Toen ik vorige zomer het oude Istanbul aandeed, verschenen zich daar voor mijn ogen de contouren van een prachtige en eeuwenoude stad. Kerken en moskeeën in een stad waarin tastbare geschiedenissen kris kras door elkaar lopen: van Byzantium en Constantinopel – het nieuwe Rome – tot het huidige Istanbul. Een stad van vergane glorie, maar ook van bloei: kunstenaars en dichters zoeken er al eeuwenlang naar inspiratie.

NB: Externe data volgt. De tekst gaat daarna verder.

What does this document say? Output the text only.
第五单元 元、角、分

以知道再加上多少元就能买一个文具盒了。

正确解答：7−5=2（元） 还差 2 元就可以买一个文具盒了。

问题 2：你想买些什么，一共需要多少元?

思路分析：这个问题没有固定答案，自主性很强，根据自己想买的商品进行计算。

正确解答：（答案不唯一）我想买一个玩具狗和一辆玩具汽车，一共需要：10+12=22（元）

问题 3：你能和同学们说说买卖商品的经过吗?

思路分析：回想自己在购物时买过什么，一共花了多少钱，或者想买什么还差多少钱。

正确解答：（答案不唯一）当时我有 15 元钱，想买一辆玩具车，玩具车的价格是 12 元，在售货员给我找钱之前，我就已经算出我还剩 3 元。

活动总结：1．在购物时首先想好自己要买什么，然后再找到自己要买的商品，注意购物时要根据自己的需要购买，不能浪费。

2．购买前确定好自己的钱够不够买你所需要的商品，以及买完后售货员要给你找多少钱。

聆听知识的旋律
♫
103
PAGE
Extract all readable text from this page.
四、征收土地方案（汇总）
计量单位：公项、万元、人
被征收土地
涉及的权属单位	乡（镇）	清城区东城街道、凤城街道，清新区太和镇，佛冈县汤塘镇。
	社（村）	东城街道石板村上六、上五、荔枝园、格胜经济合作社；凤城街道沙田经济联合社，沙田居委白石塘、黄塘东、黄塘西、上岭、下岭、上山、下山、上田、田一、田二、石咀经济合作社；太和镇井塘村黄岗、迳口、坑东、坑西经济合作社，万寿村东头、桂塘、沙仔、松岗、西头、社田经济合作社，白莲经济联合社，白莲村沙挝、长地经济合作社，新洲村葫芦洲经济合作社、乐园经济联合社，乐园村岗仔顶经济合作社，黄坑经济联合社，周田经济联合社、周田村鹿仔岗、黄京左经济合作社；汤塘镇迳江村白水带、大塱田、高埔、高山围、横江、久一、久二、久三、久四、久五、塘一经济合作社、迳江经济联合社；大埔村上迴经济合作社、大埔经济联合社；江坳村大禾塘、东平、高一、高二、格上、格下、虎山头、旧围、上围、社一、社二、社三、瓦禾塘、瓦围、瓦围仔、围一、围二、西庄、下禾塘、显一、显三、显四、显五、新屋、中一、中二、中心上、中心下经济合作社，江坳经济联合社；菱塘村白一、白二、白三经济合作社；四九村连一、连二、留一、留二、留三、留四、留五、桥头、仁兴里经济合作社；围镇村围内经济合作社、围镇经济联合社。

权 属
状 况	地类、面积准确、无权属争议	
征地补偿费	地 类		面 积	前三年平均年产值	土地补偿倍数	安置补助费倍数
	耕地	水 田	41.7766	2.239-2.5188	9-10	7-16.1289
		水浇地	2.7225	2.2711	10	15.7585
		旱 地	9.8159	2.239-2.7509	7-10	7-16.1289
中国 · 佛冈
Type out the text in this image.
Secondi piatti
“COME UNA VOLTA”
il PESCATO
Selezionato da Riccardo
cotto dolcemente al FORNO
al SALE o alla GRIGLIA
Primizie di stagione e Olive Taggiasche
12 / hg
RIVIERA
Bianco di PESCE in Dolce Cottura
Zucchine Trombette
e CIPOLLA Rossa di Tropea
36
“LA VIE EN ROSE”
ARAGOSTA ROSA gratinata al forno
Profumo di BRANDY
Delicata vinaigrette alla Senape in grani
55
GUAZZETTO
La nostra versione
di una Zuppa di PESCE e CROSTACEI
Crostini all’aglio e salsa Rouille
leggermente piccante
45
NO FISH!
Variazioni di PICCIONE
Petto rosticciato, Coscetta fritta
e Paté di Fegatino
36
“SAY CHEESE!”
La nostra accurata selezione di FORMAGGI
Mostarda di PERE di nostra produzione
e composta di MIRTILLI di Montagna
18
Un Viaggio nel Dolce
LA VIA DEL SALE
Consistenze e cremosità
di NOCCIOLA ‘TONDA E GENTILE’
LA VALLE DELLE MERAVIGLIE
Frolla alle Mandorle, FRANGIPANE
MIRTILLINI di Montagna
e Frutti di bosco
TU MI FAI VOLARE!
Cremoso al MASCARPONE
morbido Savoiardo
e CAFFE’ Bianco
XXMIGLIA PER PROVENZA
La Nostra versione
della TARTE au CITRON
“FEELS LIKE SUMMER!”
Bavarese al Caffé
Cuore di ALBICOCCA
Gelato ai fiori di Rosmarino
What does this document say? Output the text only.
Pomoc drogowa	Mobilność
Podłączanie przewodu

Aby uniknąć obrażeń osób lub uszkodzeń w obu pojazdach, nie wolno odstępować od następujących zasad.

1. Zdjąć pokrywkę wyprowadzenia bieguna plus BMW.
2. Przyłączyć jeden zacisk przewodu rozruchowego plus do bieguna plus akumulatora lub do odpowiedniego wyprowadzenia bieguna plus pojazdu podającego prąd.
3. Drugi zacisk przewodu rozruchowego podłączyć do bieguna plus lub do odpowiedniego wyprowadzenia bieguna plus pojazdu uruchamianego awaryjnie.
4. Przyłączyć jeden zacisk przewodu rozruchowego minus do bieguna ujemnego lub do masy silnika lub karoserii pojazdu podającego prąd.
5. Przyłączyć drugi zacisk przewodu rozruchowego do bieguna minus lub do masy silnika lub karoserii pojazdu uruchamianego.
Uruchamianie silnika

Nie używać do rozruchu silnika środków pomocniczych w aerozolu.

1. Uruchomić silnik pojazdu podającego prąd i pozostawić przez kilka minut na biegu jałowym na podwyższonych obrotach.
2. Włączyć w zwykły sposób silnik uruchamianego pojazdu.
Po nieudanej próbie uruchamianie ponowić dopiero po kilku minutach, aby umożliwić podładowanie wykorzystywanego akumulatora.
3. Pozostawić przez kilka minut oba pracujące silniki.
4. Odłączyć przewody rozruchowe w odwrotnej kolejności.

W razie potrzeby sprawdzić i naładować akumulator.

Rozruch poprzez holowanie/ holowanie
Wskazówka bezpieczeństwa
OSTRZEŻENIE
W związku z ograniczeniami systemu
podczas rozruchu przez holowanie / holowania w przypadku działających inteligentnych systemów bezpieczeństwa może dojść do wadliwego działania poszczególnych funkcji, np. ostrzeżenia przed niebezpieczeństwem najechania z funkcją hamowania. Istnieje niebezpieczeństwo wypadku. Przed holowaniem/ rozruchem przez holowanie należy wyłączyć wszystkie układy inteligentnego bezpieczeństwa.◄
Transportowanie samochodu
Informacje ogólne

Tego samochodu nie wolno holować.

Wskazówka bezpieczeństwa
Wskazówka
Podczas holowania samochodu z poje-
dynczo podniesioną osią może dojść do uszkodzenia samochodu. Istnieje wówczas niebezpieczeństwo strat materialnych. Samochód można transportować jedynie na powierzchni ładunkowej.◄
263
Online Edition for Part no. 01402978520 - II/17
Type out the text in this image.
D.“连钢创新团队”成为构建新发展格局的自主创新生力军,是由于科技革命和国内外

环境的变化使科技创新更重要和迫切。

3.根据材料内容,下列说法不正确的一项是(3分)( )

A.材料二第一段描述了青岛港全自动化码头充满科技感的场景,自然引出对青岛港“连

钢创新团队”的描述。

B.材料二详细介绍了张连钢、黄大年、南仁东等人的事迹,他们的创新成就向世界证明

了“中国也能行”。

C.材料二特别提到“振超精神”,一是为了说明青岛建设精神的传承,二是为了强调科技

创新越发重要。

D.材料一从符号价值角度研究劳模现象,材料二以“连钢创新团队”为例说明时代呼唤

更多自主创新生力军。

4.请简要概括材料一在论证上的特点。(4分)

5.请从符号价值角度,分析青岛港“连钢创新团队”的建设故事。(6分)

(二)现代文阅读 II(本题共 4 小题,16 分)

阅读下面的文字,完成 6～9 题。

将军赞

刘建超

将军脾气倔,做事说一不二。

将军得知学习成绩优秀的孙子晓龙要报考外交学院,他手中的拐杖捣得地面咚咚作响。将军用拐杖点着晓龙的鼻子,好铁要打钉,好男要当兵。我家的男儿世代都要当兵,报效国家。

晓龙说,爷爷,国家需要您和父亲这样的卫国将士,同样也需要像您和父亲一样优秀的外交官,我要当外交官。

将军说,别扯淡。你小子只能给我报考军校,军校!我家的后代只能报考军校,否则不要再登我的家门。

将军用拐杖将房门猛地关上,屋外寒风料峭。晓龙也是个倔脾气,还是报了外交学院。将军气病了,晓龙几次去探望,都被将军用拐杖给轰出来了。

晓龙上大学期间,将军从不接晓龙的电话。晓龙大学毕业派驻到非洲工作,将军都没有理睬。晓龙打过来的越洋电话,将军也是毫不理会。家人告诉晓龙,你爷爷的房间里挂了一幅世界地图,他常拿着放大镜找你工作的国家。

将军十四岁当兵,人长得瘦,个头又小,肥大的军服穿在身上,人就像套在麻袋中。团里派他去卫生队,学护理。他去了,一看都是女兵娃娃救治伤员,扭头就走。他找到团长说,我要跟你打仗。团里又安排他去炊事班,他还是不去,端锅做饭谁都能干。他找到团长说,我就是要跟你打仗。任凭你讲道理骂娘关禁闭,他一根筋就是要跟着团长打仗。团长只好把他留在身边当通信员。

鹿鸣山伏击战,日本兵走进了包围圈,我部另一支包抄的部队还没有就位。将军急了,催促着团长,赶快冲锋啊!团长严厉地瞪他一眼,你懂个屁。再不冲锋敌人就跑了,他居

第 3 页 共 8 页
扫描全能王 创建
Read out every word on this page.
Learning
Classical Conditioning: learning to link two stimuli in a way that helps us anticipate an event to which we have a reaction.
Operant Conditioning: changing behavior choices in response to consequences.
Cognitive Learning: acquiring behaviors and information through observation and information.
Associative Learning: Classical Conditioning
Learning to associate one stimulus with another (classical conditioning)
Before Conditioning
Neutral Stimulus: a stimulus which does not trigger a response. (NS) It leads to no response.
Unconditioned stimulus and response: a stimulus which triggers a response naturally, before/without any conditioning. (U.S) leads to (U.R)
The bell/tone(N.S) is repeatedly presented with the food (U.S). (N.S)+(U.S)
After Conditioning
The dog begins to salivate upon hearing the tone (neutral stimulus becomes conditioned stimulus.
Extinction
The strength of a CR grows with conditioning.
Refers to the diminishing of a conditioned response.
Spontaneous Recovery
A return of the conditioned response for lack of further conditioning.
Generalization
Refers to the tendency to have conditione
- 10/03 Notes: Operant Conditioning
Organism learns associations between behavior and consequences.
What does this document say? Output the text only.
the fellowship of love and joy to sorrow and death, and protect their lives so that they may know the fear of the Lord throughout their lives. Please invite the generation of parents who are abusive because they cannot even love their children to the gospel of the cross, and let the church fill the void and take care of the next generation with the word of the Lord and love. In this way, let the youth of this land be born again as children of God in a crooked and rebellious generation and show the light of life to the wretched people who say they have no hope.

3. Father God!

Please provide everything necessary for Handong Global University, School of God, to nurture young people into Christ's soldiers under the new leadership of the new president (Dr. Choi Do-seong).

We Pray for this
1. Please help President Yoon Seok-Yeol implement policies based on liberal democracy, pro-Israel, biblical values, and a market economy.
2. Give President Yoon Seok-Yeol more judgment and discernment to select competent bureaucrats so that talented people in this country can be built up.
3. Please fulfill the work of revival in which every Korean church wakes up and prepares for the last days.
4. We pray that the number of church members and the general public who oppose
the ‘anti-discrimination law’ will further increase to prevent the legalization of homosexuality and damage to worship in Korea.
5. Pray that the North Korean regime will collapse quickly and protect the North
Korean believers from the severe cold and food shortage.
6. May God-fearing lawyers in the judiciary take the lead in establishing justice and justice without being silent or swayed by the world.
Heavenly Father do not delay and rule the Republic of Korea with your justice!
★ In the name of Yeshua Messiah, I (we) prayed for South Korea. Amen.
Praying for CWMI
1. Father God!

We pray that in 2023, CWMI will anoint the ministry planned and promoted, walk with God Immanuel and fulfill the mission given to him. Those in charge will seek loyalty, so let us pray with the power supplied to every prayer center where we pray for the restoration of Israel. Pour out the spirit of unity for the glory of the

Helaas had ik niet het geluk – zoals men in het verleden haast niet anders kon – de stad vanuit de Zee van Marmara te naderen. Hoe moet dat geweest zijn voor Marius Bauer, een kunstenaar en oriëntalist die tussen 1888 en 1931 bijna het gehele Oosten doorreisde. Zijn verbeeldingskracht uitte hij in de talloze etsen, aquarellen en schilderijen die hij maakte en schreef daarnaast tientallen brieven naar huis, zoals het elk reiziger betaamt.

Verlangen naar het Oosten

Marius Bauer getekend door Jan Veth (1894)
Marius Bauer getekend door Jan Veth (1894)
Marius kwam op 25 januari 1867 in Den Haag ter wereld als Marie Alexandre Jacques Bauer. Zijn roepnaam werd Marius, vernoemd naar zijn moeder Maria. Zijn vader was een huis- en decoratieschilder. De vader van zijn moeder had een verffabriek in Den Haag waar hij kunstenaars ontving en hun werken opkocht. De jonge Marius omgaf zich in een omgeving waarin de voorliefde voor kunst niet onbesproken bleef. De heer Bauer stuurde zijn kinderen op tienjarige leeftijd naar de tekenschool omdat “hij onderricht in het teekenen als een onmisbaar bestanddeel van hun opvoeding beschouwde (…)”. Op 12- jarige leeftijd kwam de jonge Marius terecht op de Haagse Academie waar hij vele prijzen voor zijn kunstwerken ontving. Teleurgesteld in het onderwijs zou hij daar echter niet lang blijven; hij volbracht zijn examens niet en stopte op zijn achttiende. Er werd een atelier voor Bauer gehuurd waarin hij zijn creativiteit kon uiten. In de daaropvolgende jaren maakte Marius het gros van zijn beroemde etsen, doordrenkt met oosterse sfeerbeelden. Fakirs, kamelen, paleizen en moskeeën passeerden in zijn werken vaak de revue.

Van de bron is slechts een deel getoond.